Dünyada 1.000’den fazla peynir çeşidi vardır. Elde somut bir tarihsel kanıt olmamakla birlikte peynirin ilk kez bundan yaklaşık 8.000 yıl önce Mezopotamya veya İndus vadisinde çobanlar tarafından üretildiği sanılmaktadır.
Hayvanların ehlileştirilmesi Asya’da başlamıştır. Buradan göç ederek Avrupa’ya yerleşenler, beraberlerinde ehlileştirdikleri hayvanları da getirmişlerdir. Avrasya’nın özellikle sütün önce tesadüfen ekşimesi ardından da bilinçli bir şekilde ekşitilmesi yoluyla peynirin ilk üretildiği bölge olduğu, Tatarlar’ın, Kırgızlar’ın, Kalmuklar’ın, Tibetliler’in ve Persler’in de Babilliler veya İbraniler’den daha önce peynirle tanışmış oldukları söylenmektedir.
Asya dışındaki coğrafyada ise İ.Ö. 5.000’de İtalya, Güney Fransa ve Kuzey Afrika’da ilk kez evcil koyun ve keçiye rastlanmaktadır. Tuna Vadisi ve Balkanlar’da yaşayan topluluklar, İ.Ö. 4.000’de Avrupa’yı inekle tanıştırdılar.
İtalya ve Fransa’da yapılan kazılarda ortaya çıkarılan “süt kesiğini süzme kapları”, bu ülkelerde İ.Ö. 2.800 yıllarında ilkel peynircilik yapıldığını göstermektedir.

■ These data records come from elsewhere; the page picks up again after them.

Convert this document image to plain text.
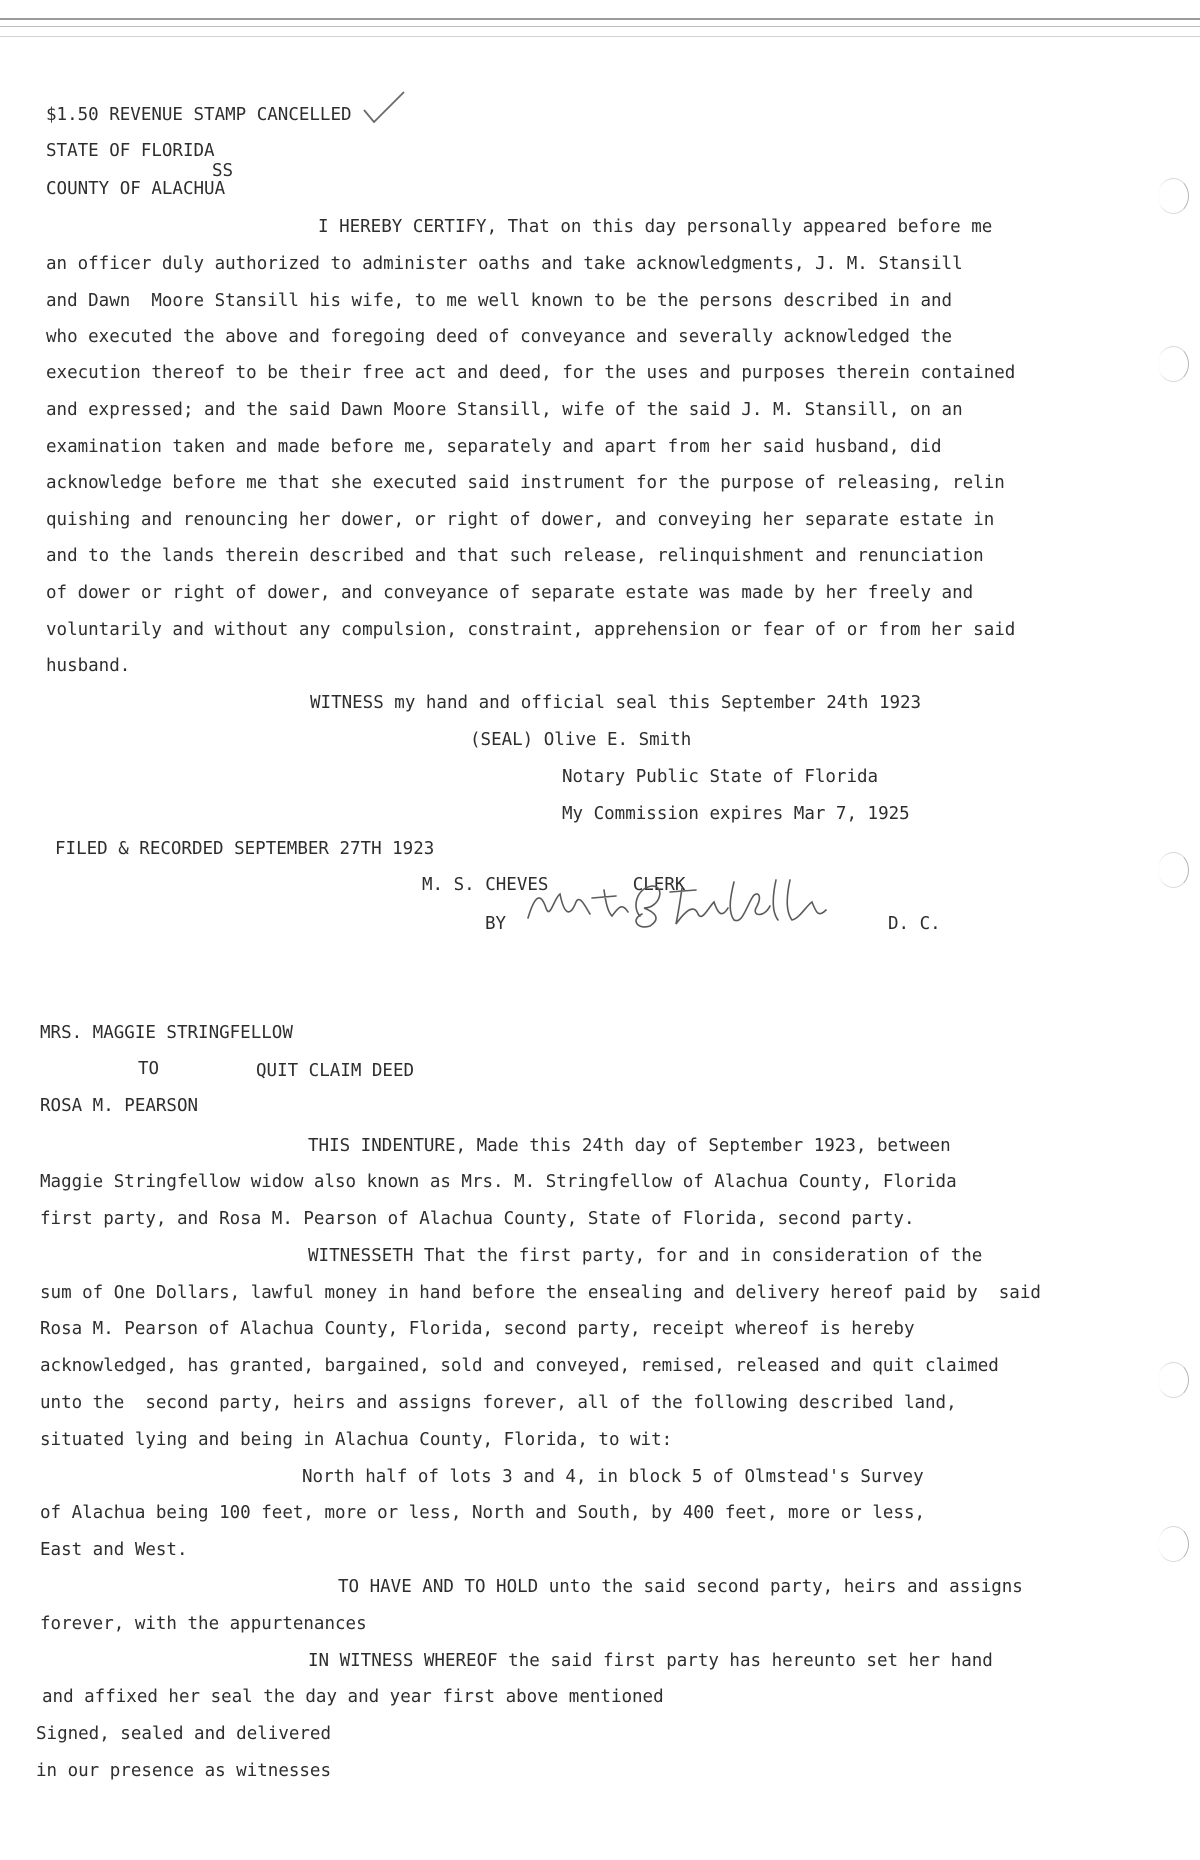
$1.50 REVENUE STAMP CANCELLED
STATE OF FLORIDA
SS
COUNTY OF ALACHUA
I HEREBY CERTIFY, That on this day personally appeared before me
an officer duly authorized to administer oaths and take acknowledgments, J. M. Stansill
and Dawn  Moore Stansill his wife, to me well known to be the persons described in and
who executed the above and foregoing deed of conveyance and severally acknowledged the
execution thereof to be their free act and deed, for the uses and purposes therein contained
and expressed; and the said Dawn Moore Stansill, wife of the said J. M. Stansill, on an
examination taken and made before me, separately and apart from her said husband, did
acknowledge before me that she executed said instrument for the purpose of releasing, relin
quishing and renouncing her dower, or right of dower, and conveying her separate estate in
and to the lands therein described and that such release, relinquishment and renunciation
of dower or right of dower, and conveyance of separate estate was made by her freely and
voluntarily and without any compulsion, constraint, apprehension or fear of or from her said
husband.
WITNESS my hand and official seal this September 24th 1923
(SEAL) Olive E. Smith
Notary Public State of Florida
My Commission expires Mar 7, 1925
FILED & RECORDED SEPTEMBER 27TH 1923
M. S. CHEVES        CLERK
BY	D. C.
MRS. MAGGIE STRINGFELLOW
TO	QUIT CLAIM DEED
ROSA M. PEARSON
THIS INDENTURE, Made this 24th day of September 1923, between
Maggie Stringfellow widow also known as Mrs. M. Stringfellow of Alachua County, Florida
first party, and Rosa M. Pearson of Alachua County, State of Florida, second party.
WITNESSETH That the first party, for and in consideration of the
sum of One Dollars, lawful money in hand before the ensealing and delivery hereof paid by  said
Rosa M. Pearson of Alachua County, Florida, second party, receipt whereof is hereby
acknowledged, has granted, bargained, sold and conveyed, remised, released and quit claimed
unto the  second party, heirs and assigns forever, all of the following described land,
situated lying and being in Alachua County, Florida, to wit:
North half of lots 3 and 4, in block 5 of Olmstead's Survey
of Alachua being 100 feet, more or less, North and South, by 400 feet, more or less,
East and West.
TO HAVE AND TO HOLD unto the said second party, heirs and assigns
forever, with the appurtenances
IN WITNESS WHEREOF the said first party has hereunto set her hand
and affixed her seal the day and year first above mentioned
Signed, sealed and delivered
in our presence as witnesses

Peynirin Kısaca Hazırlanışı
Peynir, ana çizgileriyle üç aşamada elde edilir :
Sütün pıhtılaşması, pıhtı veya telemenin peyniraltı suyundan ayrılması ve olgunlaşmaya bırakılması. Bunu daha ayrıntılı sıralayacak olursak :
- Sütün pıhtılaşması
- Pıhtının kesilmesi
- Pıhtının "" pişirilmesi "" ya da "" pişirilmemesi ""
- Süzme
- Tuzlama
- Baskı
Büyük isletmelerde süt, şu işlemlerden geçerek peynire dönüşür :
- Çiğ süt
- Sütün muayenesi ve kabulü
- Sütün temizlenmesi (Kaba filtrasyon ve çöplerden arındırma)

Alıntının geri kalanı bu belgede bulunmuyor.